In innovation, we are working on issues related to artificial intelligence and complex statistical models. The idea here is to test technologies and methodologies that allow us to do different things with the data we already have. We test both storage and management tools as well as analysis and visualization tools. The work methodologies are iterative and agile, allowing us to prototype rapidly.
In addition to disseminating the cultural collections of the Library, you also analyze and reuse data, enriched with internal information. What benefits do you obtain from this process?
In general from the libraries, unfortunately and despite the good performance that could be made, it seemed that we worked in parallel to the institution. And that perception has been increased in recent times by the invisibility of the enormous work done by the information manager, so that quality content is accessible in the open on the web, the drop in face-to-face users, etc.
The vision we suggest to make the leap in competence is summarized in one line: the data of the organization are valuable information that the library must preserve. No doubt we complicate our day to day, but the advantages are obvious. The Library has increased its relevance in the organization, learns with it, and the organization learns from DataLab.
One of the factors that you consider key in the success of the initiative is having a multidisciplinary team, what profiles should not be missing when starting a datalab with cultural data?
DataLab is managed by the Foundation Library. The person responsible for the DataLab section is Luis Martínez-Uribe, a mathematician and data scientist, who has incorporated the knowledge and methodologies of data science into DataLab. Next to him works Fernando Martínez Guzmán, data engineer, which promotes intelligence and the relationship between the dozens of databases generated by the organization. The librarians themselves also collaborate, greatly facilitating the preparation of the collections from bibliographic resources.
In addition, DataLab works iteratively with all the researchers and cultural managers working in the departments of the Foundation (Art, Conferences, Music, and especially with Communication and Experience) answering specific questions that are presented and discussed.

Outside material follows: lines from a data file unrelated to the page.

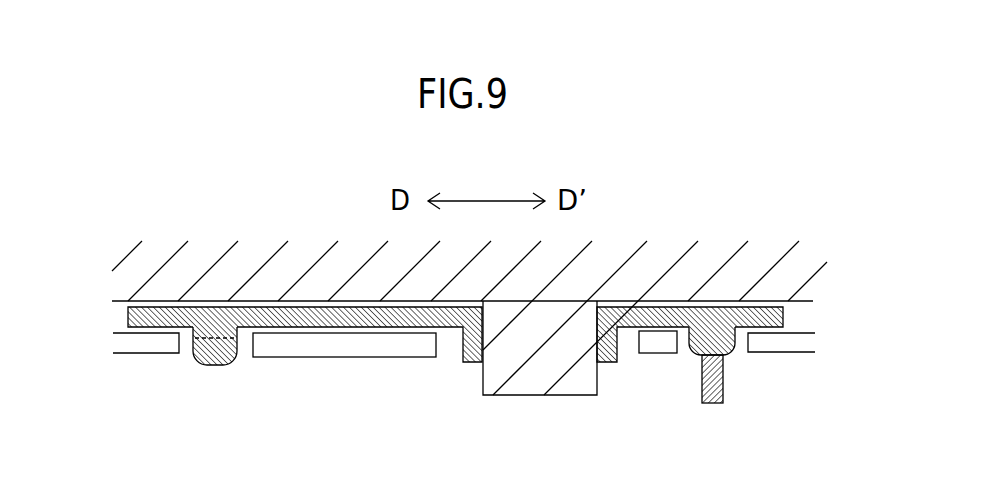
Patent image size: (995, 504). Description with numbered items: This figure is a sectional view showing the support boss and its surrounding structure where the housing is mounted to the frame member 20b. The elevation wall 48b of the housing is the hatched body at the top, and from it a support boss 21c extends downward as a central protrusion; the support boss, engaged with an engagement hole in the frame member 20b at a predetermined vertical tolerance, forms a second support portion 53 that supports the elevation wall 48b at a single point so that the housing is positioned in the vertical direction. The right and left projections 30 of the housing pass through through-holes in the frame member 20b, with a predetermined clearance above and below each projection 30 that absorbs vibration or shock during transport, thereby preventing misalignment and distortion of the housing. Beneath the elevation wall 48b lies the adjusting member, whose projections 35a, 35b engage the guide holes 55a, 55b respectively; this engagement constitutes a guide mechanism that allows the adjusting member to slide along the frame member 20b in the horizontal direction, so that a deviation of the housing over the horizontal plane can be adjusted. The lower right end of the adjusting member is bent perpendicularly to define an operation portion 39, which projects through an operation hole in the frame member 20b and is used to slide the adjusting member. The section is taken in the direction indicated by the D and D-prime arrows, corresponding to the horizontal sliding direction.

The elevation wall 48b is at (723, 240).
The protrusion of second substrate 21c is at (538, 385).
The projection 30 is at (223, 307).
The projection 35a is at (197, 365).
The projection 35b is at (735, 350).
The operation portion 39 is at (710, 407).
The frame member 20b is at (140, 353).
The guide hole 55a is at (242, 355).
The second support portion 53 is at (437, 368).
The guide hole 55b is at (680, 353).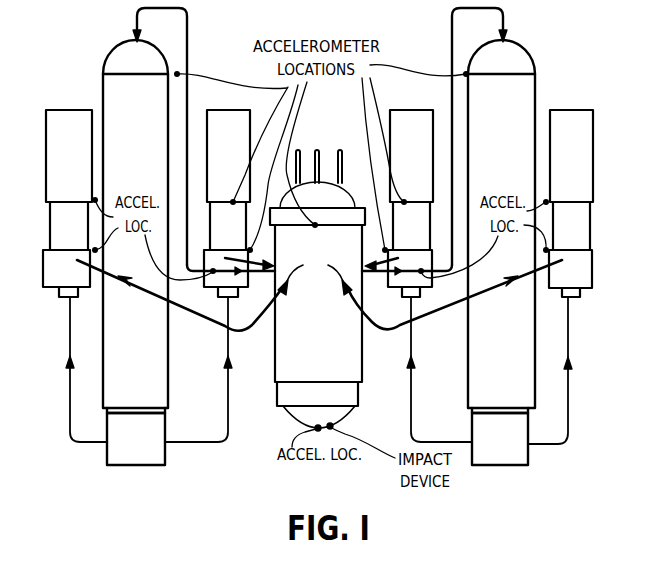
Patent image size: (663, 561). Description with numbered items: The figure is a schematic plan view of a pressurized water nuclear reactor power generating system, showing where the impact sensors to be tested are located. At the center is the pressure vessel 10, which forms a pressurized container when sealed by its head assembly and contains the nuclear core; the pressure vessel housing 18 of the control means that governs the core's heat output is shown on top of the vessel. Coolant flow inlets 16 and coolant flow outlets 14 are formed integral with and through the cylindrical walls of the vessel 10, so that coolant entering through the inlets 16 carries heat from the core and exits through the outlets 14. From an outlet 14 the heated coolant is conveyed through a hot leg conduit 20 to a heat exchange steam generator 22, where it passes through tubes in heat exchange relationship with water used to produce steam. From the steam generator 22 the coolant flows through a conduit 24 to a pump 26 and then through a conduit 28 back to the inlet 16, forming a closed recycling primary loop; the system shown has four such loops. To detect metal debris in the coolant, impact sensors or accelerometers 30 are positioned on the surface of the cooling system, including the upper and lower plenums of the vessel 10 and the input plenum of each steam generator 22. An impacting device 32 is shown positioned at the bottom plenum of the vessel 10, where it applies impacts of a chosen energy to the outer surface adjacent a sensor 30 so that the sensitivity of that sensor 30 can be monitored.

To all this, it is essential to add the relationship with the investigation and with the outside world; that is to say, it is fundamental to continue innovating: the cooperation with the university and the participation in the specialized forums, the reading of the
What are the next steps you are going to follow? Do you have planned any type of action that favors the reuse of your data by third parties?
We are seriously considering sharing some of the raw databases for reuse in datos.gob.es. We already participate in the open data repository in social sciences at MIT (Harvard Dataverse) and believe that the time has come to facilitate and cooperate with other institutions by providing our cultural data or communicating the possibility of requesting them for research and study purposes.